One thing I can say categorically is that Bipolar has ruined my life over and over again. I do not know how to live with this affliction. I can not make peace with it, I can find no common ground with it. The best I can do is accept it looming there. The Medications have been exhausted, at best they slightly soften it, but mostly it is pointless. My psychiatrist has turned round after a decade and said I am treatment resistance and that we should focus on quality of life concerns. Seems I am fated to end up like my mother.

The holy grail of lasting stability eludes me, the medications I have been on have at times taken the edge off a while and I have built a life for myself in those times. Pursued my goals and tried to make up for all that lost time in a depressive states. But the precursor to ruin is always on the horizon.

I am not sure if I am in hell sometimes, as this seems to occur at the worst possible time. When I am at the height of a loving relationship, or striving for my degree. When I am surrounded by a circle of close friends. Or have finally found some direction in my life.

Then the depression returns, with it my bitterness and frustration resurface. All I have worked hard at is left in tatters. As it all just slides away, I get behind. I become unpleasant to be around I start to feel I am toxic to others and ruminate on this next assortment of failures. I sabotage those around me who care driving them away. I am aware I am doing it and inwardly am screaming at myself to stop, what the hell are you doing? But its like having a war with myself I both try to cling onto what I have and destroy it at the same time. I ask for help, but also reject that help as I wrestle with my inner dialogue. Being bored out my skull in a psych unit has certainly lost its appeal at this stage.

Mania is no better, I dread to think the amount of money I have cost my father after one crisis or another. I owe him a lot.

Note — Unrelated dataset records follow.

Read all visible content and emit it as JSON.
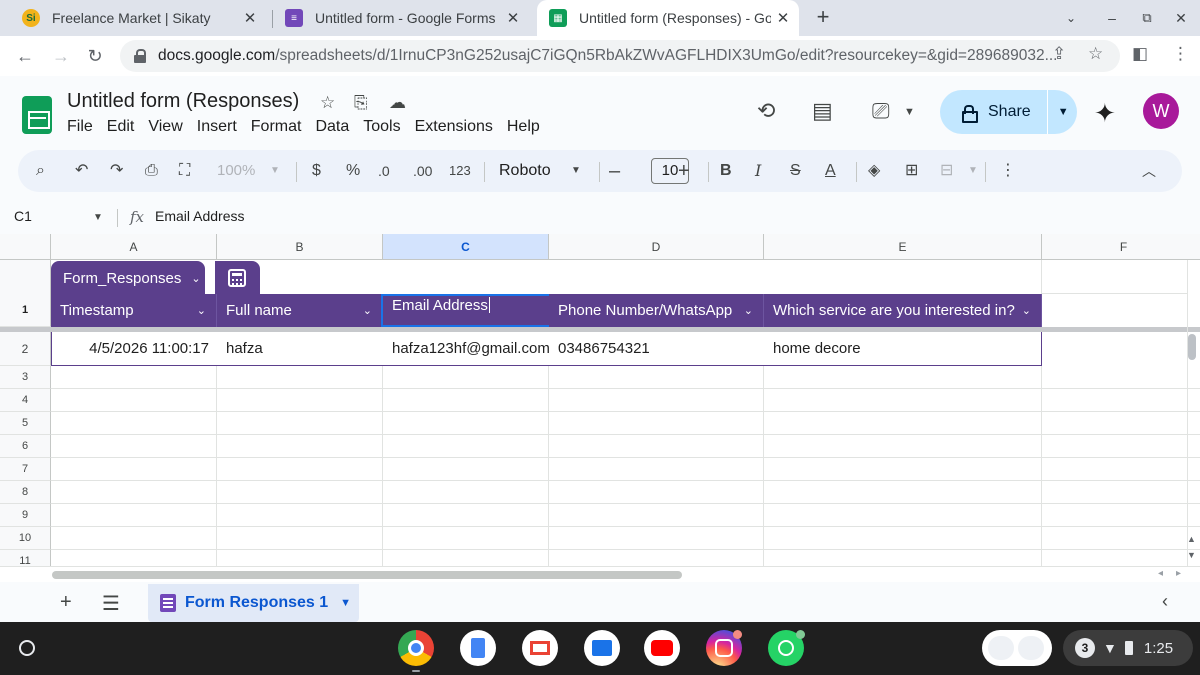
{
  "browser": {
    "tabs": [
      {
        "title": "Freelance Market | Sikaty",
        "active": false
      },
      {
        "title": "Untitled form - Google Forms",
        "active": false
      },
      {
        "title": "Untitled form (Responses) - Goog",
        "active": true
      }
    ],
    "fav_letters": {
      "sikaty": "Si"
    },
    "url_host": "docs.google.com",
    "url_path": "/spreadsheets/d/1IrnuCP3nG252usajC7iGQn5RbAkZWvAGFLHDIX3UmGo/edit?resourcekey=&gid=289689032..."
  },
  "sheets": {
    "doc_title": "Untitled form (Responses)",
    "menu": [
      "File",
      "Edit",
      "View",
      "Insert",
      "Format",
      "Data",
      "Tools",
      "Extensions",
      "Help"
    ],
    "share_label": "Share",
    "avatar_letter": "W"
  },
  "toolbar": {
    "zoom": "100%",
    "currency": "$",
    "percent": "%",
    "dec_decrease": ".0",
    "dec_increase": ".00",
    "number_format": "123",
    "font": "Roboto",
    "font_size": "10",
    "bold": "B",
    "italic": "I",
    "strike": "S",
    "text_color": "A"
  },
  "formula_bar": {
    "name_box": "C1",
    "fx": "fx",
    "value": "Email Address"
  },
  "grid": {
    "columns": [
      "A",
      "B",
      "C",
      "D",
      "E",
      "F"
    ],
    "selected_column": "C",
    "rows": [
      "1",
      "2",
      "3",
      "4",
      "5",
      "6",
      "7",
      "8",
      "9",
      "10",
      "11"
    ],
    "table_name": "Form_Responses",
    "headers": [
      "Timestamp",
      "Full name",
      "Email Address",
      "Phone Number/WhatsApp",
      "Which service are you interested in?"
    ],
    "data_row": [
      "4/5/2026 11:00:17",
      "hafza",
      "hafza123hf@gmail.com",
      "03486754321",
      "home decore"
    ]
  },
  "sheet_tabs": {
    "active_tab": "Form Responses 1"
  },
  "shelf": {
    "notification_count": "3",
    "time": "1:25"
  },
  "colors": {
    "table_header": "#5b3f8c",
    "accent_blue": "#0b57d0",
    "share_bg": "#c2e7ff"
  }
}
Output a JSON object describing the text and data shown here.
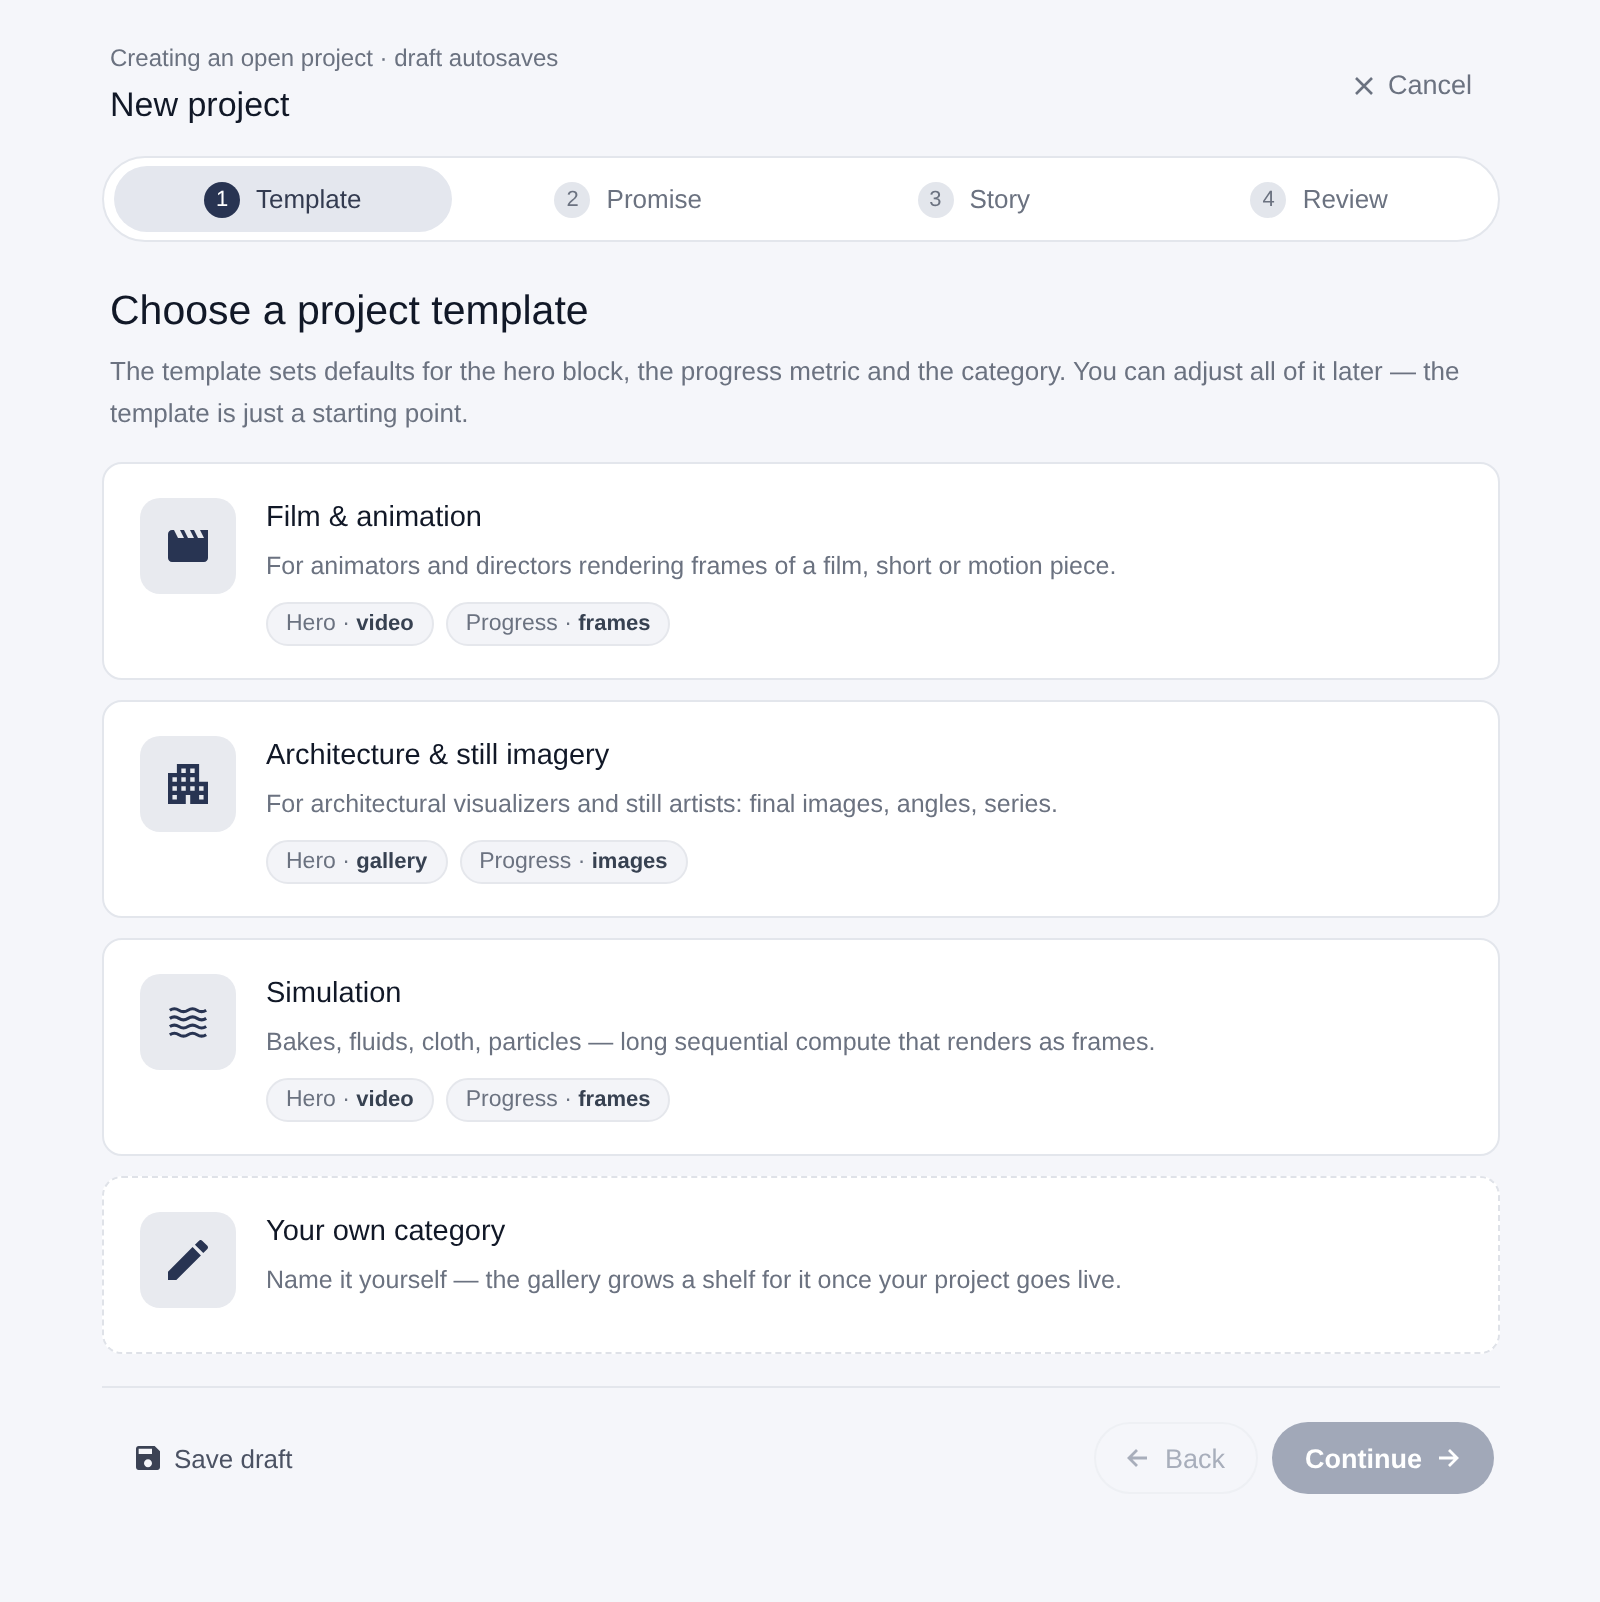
{
  "header": {
    "subtitle": "Creating an open project · draft autosaves",
    "title": "New project",
    "cancel": "Cancel"
  },
  "steps": [
    {
      "number": "1",
      "label": "Template",
      "selected": true
    },
    {
      "number": "2",
      "label": "Promise",
      "selected": false
    },
    {
      "number": "3",
      "label": "Story",
      "selected": false
    },
    {
      "number": "4",
      "label": "Review",
      "selected": false
    }
  ],
  "section": {
    "heading": "Choose a project template",
    "description": "The template sets defaults for the hero block, the progress metric and the category. You can adjust all of it later — the template is just a starting point."
  },
  "templates": [
    {
      "kind": "template",
      "title": "Film & animation",
      "description": "For animators and directors rendering frames of a film, short or motion piece.",
      "tags": [
        "Hero · **video**",
        "Progress · **frames**"
      ]
    },
    {
      "kind": "template",
      "title": "Architecture & still imagery",
      "description": "For architectural visualizers and still artists: final images, angles, series.",
      "tags": [
        "Hero · **gallery**",
        "Progress · **images**"
      ]
    },
    {
      "kind": "template",
      "title": "Simulation",
      "description": "Bakes, fluids, cloth, particles — long sequential compute that renders as frames.",
      "tags": [
        "Hero · **video**",
        "Progress · **frames**"
      ]
    },
    {
      "kind": "custom",
      "title": "Your own category",
      "description": "Name it yourself — the gallery grows a shelf for it once your project goes live."
    }
  ],
  "footer": {
    "save": "Save draft",
    "back": {
      "label": "Back",
      "disabled": true
    },
    "continue": {
      "label": "Continue",
      "disabled": true
    }
  }
}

At some point it feels like the Bipolar has now won. I live in supported housing now, I don’t work, my father lives in chronic fear of the next crisis. I just received a care grant and will be interviewing care assistants throughout January. In a way it feels surreal to be at this point. I also feel despondent about it.

I still don’t know what I am doing or why I am even writing this? In the end what good is any of it? Nothing is resolved, just seems like it comes down to raw survival. As well as constantly trying to mitigate the damage and soften the pain.